IsisCB / IsisCBLegacyDigitization

MIT License
0 stars 0 forks source link

IsisCBLegacyDigitization

This repository contains TEI transcriptions of 7 volumes of the ISIS CB bibliography of science, and associated scripts and transformations for converting the transcriptions into structured bibliographic metadata.

The volumes were transcribed to TEI Tite by Apex CoVantage.
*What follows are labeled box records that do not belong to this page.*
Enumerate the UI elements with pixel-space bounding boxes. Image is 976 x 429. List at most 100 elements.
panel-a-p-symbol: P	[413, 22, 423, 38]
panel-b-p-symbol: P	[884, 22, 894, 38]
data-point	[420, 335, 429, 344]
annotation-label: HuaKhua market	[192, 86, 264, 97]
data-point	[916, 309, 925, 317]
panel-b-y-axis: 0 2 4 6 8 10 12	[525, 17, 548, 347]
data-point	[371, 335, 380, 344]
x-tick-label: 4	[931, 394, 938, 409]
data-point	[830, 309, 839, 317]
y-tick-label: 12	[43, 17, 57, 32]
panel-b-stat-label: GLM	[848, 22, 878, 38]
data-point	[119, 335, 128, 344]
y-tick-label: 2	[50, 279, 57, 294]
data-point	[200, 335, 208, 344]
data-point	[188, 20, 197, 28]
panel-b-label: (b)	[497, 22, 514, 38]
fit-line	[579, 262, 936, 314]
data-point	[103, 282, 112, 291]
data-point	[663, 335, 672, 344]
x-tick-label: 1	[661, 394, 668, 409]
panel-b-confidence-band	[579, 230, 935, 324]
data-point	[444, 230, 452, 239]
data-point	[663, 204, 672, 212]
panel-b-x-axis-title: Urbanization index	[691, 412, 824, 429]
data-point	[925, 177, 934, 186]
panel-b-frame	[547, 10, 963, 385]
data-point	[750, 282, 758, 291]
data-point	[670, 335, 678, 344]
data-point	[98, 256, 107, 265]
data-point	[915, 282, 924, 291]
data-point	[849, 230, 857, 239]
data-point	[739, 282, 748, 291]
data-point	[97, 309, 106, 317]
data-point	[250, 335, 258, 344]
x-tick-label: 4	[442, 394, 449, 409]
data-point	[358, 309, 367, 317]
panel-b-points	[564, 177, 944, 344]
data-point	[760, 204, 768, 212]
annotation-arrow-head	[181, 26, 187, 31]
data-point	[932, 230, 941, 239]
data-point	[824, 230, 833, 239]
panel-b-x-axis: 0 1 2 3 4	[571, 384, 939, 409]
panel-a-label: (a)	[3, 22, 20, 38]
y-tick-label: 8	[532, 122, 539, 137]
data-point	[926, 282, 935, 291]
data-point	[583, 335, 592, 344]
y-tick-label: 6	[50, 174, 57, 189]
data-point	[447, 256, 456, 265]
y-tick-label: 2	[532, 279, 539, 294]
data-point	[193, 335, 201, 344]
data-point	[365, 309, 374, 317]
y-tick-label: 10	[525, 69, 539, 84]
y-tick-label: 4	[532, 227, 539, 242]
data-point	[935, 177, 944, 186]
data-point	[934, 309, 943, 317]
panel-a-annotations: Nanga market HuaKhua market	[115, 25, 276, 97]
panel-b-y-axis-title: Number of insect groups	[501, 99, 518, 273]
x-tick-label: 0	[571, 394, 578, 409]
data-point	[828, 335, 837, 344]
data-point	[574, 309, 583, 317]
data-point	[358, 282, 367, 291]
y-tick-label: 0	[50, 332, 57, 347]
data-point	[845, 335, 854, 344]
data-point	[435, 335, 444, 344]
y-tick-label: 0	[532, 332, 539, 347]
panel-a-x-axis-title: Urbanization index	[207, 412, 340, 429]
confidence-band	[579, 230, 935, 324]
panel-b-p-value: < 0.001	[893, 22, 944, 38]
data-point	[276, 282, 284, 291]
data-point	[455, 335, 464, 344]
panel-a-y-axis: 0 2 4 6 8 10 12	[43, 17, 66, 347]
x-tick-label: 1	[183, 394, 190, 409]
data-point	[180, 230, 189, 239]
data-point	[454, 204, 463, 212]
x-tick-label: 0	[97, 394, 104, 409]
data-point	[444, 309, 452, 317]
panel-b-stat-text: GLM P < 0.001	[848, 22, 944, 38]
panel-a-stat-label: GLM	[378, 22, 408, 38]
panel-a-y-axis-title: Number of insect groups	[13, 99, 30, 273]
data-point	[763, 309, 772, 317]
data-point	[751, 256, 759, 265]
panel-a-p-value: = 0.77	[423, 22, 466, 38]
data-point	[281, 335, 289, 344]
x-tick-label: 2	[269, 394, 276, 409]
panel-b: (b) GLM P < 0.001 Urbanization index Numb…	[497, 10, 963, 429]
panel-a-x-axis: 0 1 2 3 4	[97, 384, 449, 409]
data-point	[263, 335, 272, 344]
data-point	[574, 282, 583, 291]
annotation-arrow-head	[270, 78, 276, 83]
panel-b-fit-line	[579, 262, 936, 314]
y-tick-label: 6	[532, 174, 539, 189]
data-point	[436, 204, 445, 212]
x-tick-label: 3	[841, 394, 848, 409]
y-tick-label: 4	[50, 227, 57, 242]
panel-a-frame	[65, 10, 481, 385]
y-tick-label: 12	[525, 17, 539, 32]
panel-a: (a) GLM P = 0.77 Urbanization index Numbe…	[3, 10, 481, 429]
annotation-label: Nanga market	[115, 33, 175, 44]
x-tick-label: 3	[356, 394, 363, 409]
The transcriptions capture basic textual features including some headings, paragraphs, lists, tables, and typographical variation (bold and italics).

The transformation pipeline, written in the XProc language, strings together a sequence of dozens of XSLT transformations to recognise semantic structures latent in the text and embed detailed TEI markup to model them explicitly, producing a TEI-encoded bibliography whose content is easily machine-readable.

e.g.

Relatively unstructured text as input:

<p>STEPHANIDES, M. Fusikē &#8216;istoría tôn léxeōn. [The natural history of words. (In Greek)] 
<i>&#8216;Ēmerológion tês Megálēs &#8216;Elládos,</i> 1925, 4: 475–87.</p>

Structured bibliographic citation as output:

<bibl xml:id="p33-36" type="journalArticle">
  <author>STEPHANIDES, M. </author>
  <title>Fusikē ‘istoría tôn léxeōn. [The natural history of words. (In Greek)] </title>
  <title level="j">‘Ēmerológion tês Megálēs ‘Elládos,</title> 
  <date>1925</date>, 
  <biblScope unit="volume">4</biblScope>: 
  <biblScope unit="pp">475–87</biblScope>.
</bibl>

The final stage of the pipeline extracts these bibliographic records into a tabular form for import into a bibliographic database.